Keeping the Marvel theme going, let's talk CAPTAIN AMERICA: THE FIRST AVENGER, shall we? I'm not going to lie, I was never into the guy in the comics. No, I'm not saying I didn't like him, I just didn't get him. But after seeing the latest trailer, I'm actually pretty intrigued to see this. Chris Evans, while not the first choice I would've made in casting the Cap, seems eager to get away from Johnny Storm, and he's got a great supporting cast around him to help him do just that.
Hugo Weaving always plays a damn good villain, and with Tommy Lee Jones and Stanley Tucci there's a pretty good chance that this movie can be just as enjoyable as THOR. Joe Johnston, the director responsible for THE MUMMY and more recently G.I. JOE and THE WOLFMAN, is sort of a hit-or-miss director and doesn't have me as excited for Captain America as I am for Thor. But there's no doubt that this movie will be a huge hit after the killing of Osama bin Laden, not only here but around the world as well. Amazing how things work out sometimes, isn't it?

As I've said, I'm more of a DC fanboy than a Marvel fanboy, which is why I'm most excited for Warner Bros' GREEN LANTERN. Call it my Most Anticipated Superhero Movie of 2011. The Green Lantern comics have a rich history and complex mythology to stand on, and despite the fact that he's a so-called "second tier" hero compared to DC's big three, that puts absolutely no pressure whatsoever on Hal Jordan to stand next to them, because his story as it has developed over the last forty someodd years is one of the most unique in comics. Whereas Superman and (until recently) Batman are the sole heralds of their insignias, Hal Jordan is a Green Lantern, one of only 3,600 sentient beings given the responsibility of wielding a tool of near-limitless power, a ring that, according to Tomar-Re (voiced by Geoffrey Rush), "turns thought into reality" through the user's willpower. But there's a catch: in order to access the ring's capabilities, the wearer must possess the ability to overcome fear, in the comics and film personified by a demonic being of pure yellow energy known as Parallax.

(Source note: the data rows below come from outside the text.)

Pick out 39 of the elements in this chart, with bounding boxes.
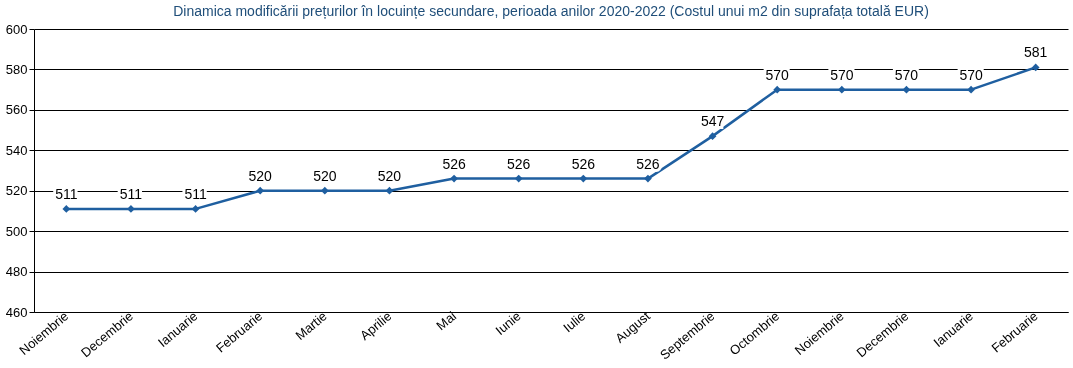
- data-label: 520: [377, 167, 402, 184]
- y-tick-label: 480: [5, 264, 28, 280]
- y-tick-label: 540: [5, 142, 28, 158]
- point: [644, 174, 652, 183]
- point: [385, 186, 394, 195]
- point: [1031, 63, 1040, 72]
- y-tick-label: 500: [5, 223, 28, 239]
- point: [773, 85, 782, 94]
- y-tick-label: 520: [5, 183, 28, 199]
- data-label: 520: [313, 167, 337, 184]
- point: [514, 174, 523, 183]
- data-label: 570: [830, 66, 854, 83]
- y-tick-label: 580: [5, 61, 28, 77]
- data-label: 526: [507, 155, 531, 172]
- x-tick-label: Iulie: [560, 308, 589, 336]
- point: [450, 174, 458, 183]
- point: [256, 186, 265, 195]
- point: [967, 85, 975, 94]
- data-label: 526: [442, 155, 466, 172]
- data-label: 570: [765, 66, 790, 83]
- data-label: 570: [959, 66, 983, 83]
- x-tick-label: Iunie: [492, 308, 524, 338]
- point: [191, 205, 200, 213]
- x-tick-label: Mai: [433, 308, 460, 334]
- point: [837, 85, 846, 94]
- data-label: 526: [636, 155, 660, 172]
- data-label: 547: [700, 113, 725, 130]
- y-tick-label: 600: [5, 21, 28, 37]
- point: [127, 205, 135, 213]
- data-label: 570: [894, 66, 919, 83]
- point: [708, 132, 717, 141]
- point: [320, 186, 329, 195]
- chart-title: Dinamica modificării prețurilor în locuințe secundare, perioada anilor 2020-2022 (Costul unui m2 din suprafața totală EUR): [173, 3, 929, 19]
- point: [902, 85, 911, 94]
- y-tick-label: 560: [5, 102, 28, 118]
- data-label: 526: [571, 155, 596, 172]
- data-label: 520: [248, 167, 273, 184]
- point: [579, 174, 588, 183]
- data-label: 581: [1024, 44, 1048, 61]
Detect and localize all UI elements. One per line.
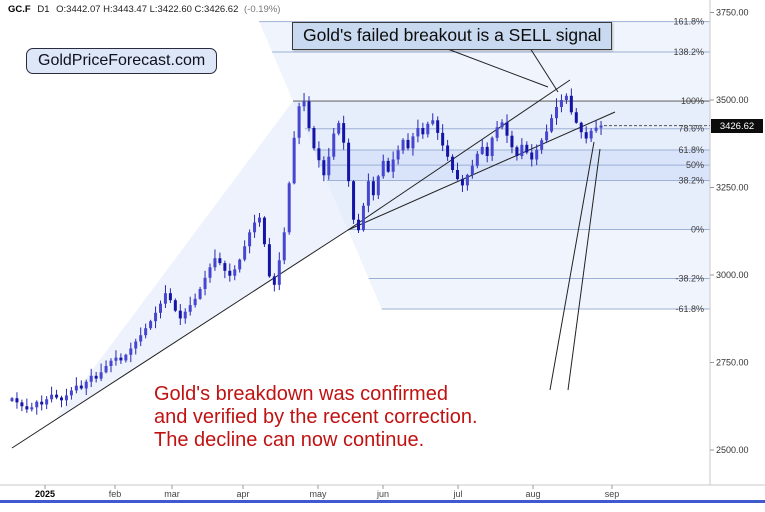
time-axis[interactable]: 2025 feb mar apr may jun jul aug sep — [35, 485, 619, 499]
svg-text:mar: mar — [164, 489, 180, 499]
site-watermark: GoldPriceForecast.com — [26, 48, 218, 74]
svg-text:2500.00: 2500.00 — [716, 445, 749, 455]
breakdown-note-line-1: Gold's breakdown was confirmed — [154, 383, 448, 405]
symbol-name: GC.F — [8, 4, 31, 15]
wedge-lower — [347, 111, 616, 231]
svg-text:may: may — [309, 489, 327, 499]
svg-text:2750.00: 2750.00 — [716, 358, 749, 368]
major-uptrend — [11, 229, 349, 449]
current-price-badge: 3426.62 — [711, 119, 763, 133]
candlestick-series — [10, 88, 603, 415]
change-percent: (-0.19%) — [244, 4, 281, 15]
svg-text:61.8%: 61.8% — [678, 145, 704, 155]
svg-text:50%: 50% — [686, 160, 704, 170]
svg-text:0%: 0% — [691, 225, 704, 235]
fib-anchor-triangle — [55, 101, 348, 420]
price-axis[interactable]: 3750.00 3500.00 3250.00 3000.00 2750.00 2500.… — [710, 8, 749, 456]
svg-text:3750.00: 3750.00 — [716, 8, 749, 18]
annotation-arrows — [444, 47, 601, 391]
svg-text:feb: feb — [109, 489, 122, 499]
breakdown-note-line-2: and verified by the recent correction. — [154, 406, 478, 428]
breakdown-note-line-3: The decline can now continue. — [154, 429, 425, 451]
svg-text:sep: sep — [605, 489, 620, 499]
svg-text:-38.2%: -38.2% — [675, 274, 704, 284]
svg-text:jun: jun — [376, 489, 389, 499]
svg-text:2025: 2025 — [35, 489, 55, 499]
fib-level-labels: 161.8% 138.2% 100% 78.6% 61.8% 50% 38.2% 0% -38.… — [673, 17, 704, 314]
svg-text:78.6%: 78.6% — [678, 124, 704, 134]
svg-text:100%: 100% — [681, 96, 704, 106]
wedge-upper — [347, 79, 571, 231]
symbol-ohlc-header: GC.F D1 O:3442.07 H:3443.47 L:3422.60 C:… — [8, 4, 280, 15]
breakdown-note: Gold's breakdown was confirmed and verif… — [154, 383, 478, 452]
svg-text:3250.00: 3250.00 — [716, 183, 749, 193]
trend-lines — [11, 79, 616, 449]
svg-text:apr: apr — [236, 489, 249, 499]
svg-text:aug: aug — [525, 489, 540, 499]
svg-text:161.8%: 161.8% — [673, 17, 704, 27]
svg-text:3000.00: 3000.00 — [716, 270, 749, 280]
timeframe-label: D1 — [37, 4, 50, 15]
svg-text:38.2%: 38.2% — [678, 176, 704, 186]
sell-signal-callout: Gold's failed breakout is a SELL signal — [292, 22, 613, 50]
svg-text:3500.00: 3500.00 — [716, 95, 749, 105]
svg-text:-61.8%: -61.8% — [675, 304, 704, 314]
svg-text:jul: jul — [452, 489, 462, 499]
fib-retracement-zones — [55, 21, 710, 420]
svg-text:138.2%: 138.2% — [673, 47, 704, 57]
bottom-divider — [0, 500, 765, 503]
ohlc-values: O:3442.07 H:3443.47 L:3422.60 C:3426.62 — [56, 4, 239, 15]
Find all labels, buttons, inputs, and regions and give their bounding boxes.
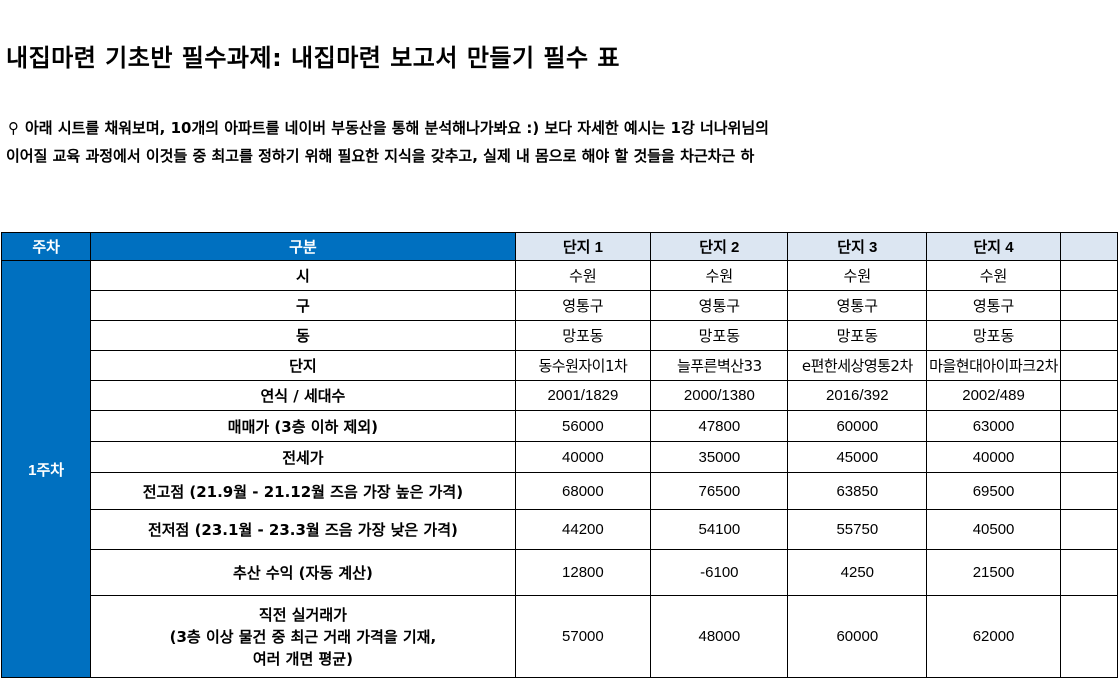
cell[interactable] (1059, 549, 1118, 596)
cell[interactable] (1059, 410, 1118, 442)
cell[interactable]: 영통구 (514, 290, 652, 321)
cell[interactable]: 54100 (650, 509, 789, 550)
header-week[interactable]: 주차 (0, 232, 92, 261)
row-label[interactable]: 단지 (90, 350, 516, 381)
cell[interactable]: 47800 (650, 410, 789, 442)
cell[interactable]: 영통구 (926, 290, 1061, 321)
cell[interactable]: 44200 (514, 509, 652, 550)
cell[interactable]: 76500 (650, 472, 789, 510)
cell[interactable] (1059, 441, 1118, 473)
row-label[interactable]: 시 (90, 260, 516, 291)
table-row: 전고점 (21.9월 - 21.12월 즈음 가장 높은 가격) 68000 7… (2, 472, 1118, 510)
cell[interactable]: e편한세상영통2차 (787, 350, 928, 381)
header-complex-3[interactable]: 단지 3 (787, 232, 928, 261)
cell[interactable]: 63000 (926, 410, 1061, 442)
cell[interactable]: 2001/1829 (514, 380, 652, 411)
table-row: 전세가 40000 35000 45000 40000 (2, 441, 1118, 473)
row-label[interactable]: 구 (90, 290, 516, 321)
row-label-line-1: 직전 실거래가 (258, 605, 347, 624)
description-text-1: 아래 시트를 채워보며, 10개의 아파트를 네이버 부동산을 통해 분석해나가… (25, 119, 769, 137)
cell[interactable]: 35000 (650, 441, 789, 473)
cell[interactable]: 62000 (926, 595, 1061, 678)
cell[interactable]: 늘푸른벽산33 (650, 350, 789, 381)
row-label[interactable]: 전고점 (21.9월 - 21.12월 즈음 가장 높은 가격) (90, 472, 516, 510)
cell[interactable]: 2000/1380 (650, 380, 789, 411)
cell[interactable]: 60000 (787, 595, 928, 678)
row-label-line-3: 여러 개면 평균) (252, 649, 353, 668)
cell[interactable]: 55750 (787, 509, 928, 550)
table-row: 단지 동수원자이1차 늘푸른벽산33 e편한세상영통2차 마을현대아이파크2차 (2, 350, 1118, 381)
row-label-line-2: (3층 이상 물건 중 최근 거래 가격을 기재, (169, 627, 437, 646)
cell[interactable]: 40500 (926, 509, 1061, 550)
cell[interactable]: 40000 (514, 441, 652, 473)
cell[interactable]: 60000 (787, 410, 928, 442)
cell[interactable]: 63850 (787, 472, 928, 510)
cell[interactable]: 21500 (926, 549, 1061, 596)
cell[interactable]: 45000 (787, 441, 928, 473)
week-cell[interactable]: 1주차 (0, 260, 92, 678)
cell[interactable]: 12800 (514, 549, 652, 596)
row-label[interactable]: 전저점 (23.1월 - 23.3월 즈음 가장 낮은 가격) (90, 509, 516, 550)
header-complex-1[interactable]: 단지 1 (514, 232, 652, 261)
table-row: 연식 / 세대수 2001/1829 2000/1380 2016/392 20… (2, 380, 1118, 411)
header-complex-2[interactable]: 단지 2 (650, 232, 789, 261)
cell[interactable]: 영통구 (787, 290, 928, 321)
header-row: 주차 구분 단지 1 단지 2 단지 3 단지 4 (0, 232, 1118, 261)
cell[interactable] (1059, 260, 1118, 291)
cell[interactable] (1059, 380, 1118, 411)
cell[interactable]: 57000 (514, 595, 652, 678)
header-complex-5-partial[interactable] (1059, 232, 1118, 261)
cell[interactable]: 56000 (514, 410, 652, 442)
row-label[interactable]: 연식 / 세대수 (90, 380, 516, 411)
cell[interactable] (1059, 320, 1118, 351)
row-label[interactable]: 직전 실거래가 (3층 이상 물건 중 최근 거래 가격을 기재, 여러 개면 … (90, 595, 516, 678)
cell[interactable]: 4250 (787, 549, 928, 596)
table-row: 동 망포동 망포동 망포동 망포동 (2, 320, 1118, 351)
table-row: 매매가 (3층 이하 제외) 56000 47800 60000 63000 (2, 410, 1118, 442)
report-table: 주차 구분 단지 1 단지 2 단지 3 단지 4 1주차 시 수원 수원 수원… (0, 232, 1118, 678)
cell[interactable] (1059, 509, 1118, 550)
cell[interactable] (1059, 472, 1118, 510)
cell[interactable]: 수원 (787, 260, 928, 291)
cell[interactable]: 수원 (650, 260, 789, 291)
page-title: 내집마련 기초반 필수과제: 내집마련 보고서 만들기 필수 표 (6, 44, 621, 72)
cell[interactable]: -6100 (650, 549, 789, 596)
cell[interactable]: 2002/489 (926, 380, 1061, 411)
header-complex-4[interactable]: 단지 4 (926, 232, 1061, 261)
cell[interactable]: 동수원자이1차 (514, 350, 652, 381)
table-row: 구 영통구 영통구 영통구 영통구 (2, 290, 1118, 321)
cell[interactable]: 영통구 (650, 290, 789, 321)
cell[interactable]: 수원 (926, 260, 1061, 291)
cell[interactable]: 수원 (514, 260, 652, 291)
cell[interactable]: 48000 (650, 595, 789, 678)
cell[interactable]: 40000 (926, 441, 1061, 473)
cell[interactable]: 68000 (514, 472, 652, 510)
map-pin-icon: ⚲ (8, 119, 19, 137)
cell[interactable]: 69500 (926, 472, 1061, 510)
cell[interactable] (1059, 350, 1118, 381)
cell[interactable]: 망포동 (514, 320, 652, 351)
cell[interactable] (1059, 290, 1118, 321)
table-row: 직전 실거래가 (3층 이상 물건 중 최근 거래 가격을 기재, 여러 개면 … (2, 595, 1118, 678)
cell[interactable]: 마을현대아이파크2차 (926, 350, 1061, 381)
header-category[interactable]: 구분 (90, 232, 516, 261)
description-line-1: ⚲ 아래 시트를 채워보며, 10개의 아파트를 네이버 부동산을 통해 분석해나… (6, 117, 769, 138)
description-line-2: 이어질 교육 과정에서 이것들 중 최고를 정하기 위해 필요한 지식을 갖추고… (6, 147, 755, 165)
table-row: 1주차 시 수원 수원 수원 수원 (0, 260, 1118, 678)
table-row: 전저점 (23.1월 - 23.3월 즈음 가장 낮은 가격) 44200 54… (2, 509, 1118, 550)
row-label[interactable]: 매매가 (3층 이하 제외) (90, 410, 516, 442)
row-label[interactable]: 추산 수익 (자동 계산) (90, 549, 516, 596)
row-label[interactable]: 동 (90, 320, 516, 351)
row-label[interactable]: 전세가 (90, 441, 516, 473)
cell[interactable]: 망포동 (650, 320, 789, 351)
cell[interactable]: 망포동 (787, 320, 928, 351)
cell[interactable]: 2016/392 (787, 380, 928, 411)
cell[interactable]: 망포동 (926, 320, 1061, 351)
cell[interactable] (1059, 595, 1118, 678)
table-row: 추산 수익 (자동 계산) 12800 -6100 4250 21500 (2, 549, 1118, 596)
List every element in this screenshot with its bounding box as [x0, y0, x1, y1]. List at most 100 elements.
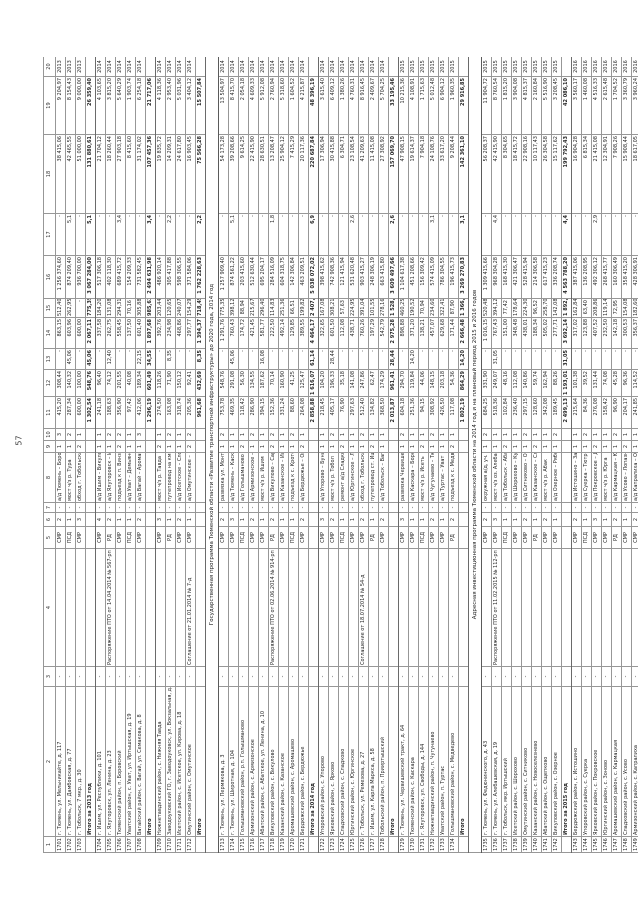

Now, while my preferred choice for Jordan was Bradley Cooper, I think Warners and director Martin Campbell (of James Bond fame) made a very shrewd casting call by giving the part to Ryan Reynolds. While mostly known for his comedic timing, Reynolds has proven his dramatic mettle in such films as the AMITYVILLE HORROR remake and the more recent BURIED. Reynolds has that right blend to make Jordan fearless, and cocky because of it, which of course gets him in as much trouble as it does help his willpower as a Lantern. Surrounding him, like Chris Evans with CAPTAIN AMERICA, is a finely well rounded cast (Mark Strong as Sinestro!!!).
Peter Sarsgaard, always a favorite actor of mine, gets his turn as a villain as Hector Hammond, and he looks grotesquely amazing from what I've seen thus far. Add the voice talents of the above-mentioned Geoffrey Rush as Tomar-Re and Michael Clarke Duncan (who better?) as Kilowog, Jordan's fellow Corpsmen, and you can bet that GREEN LANTERN is going to be the surprise hit of summer '11.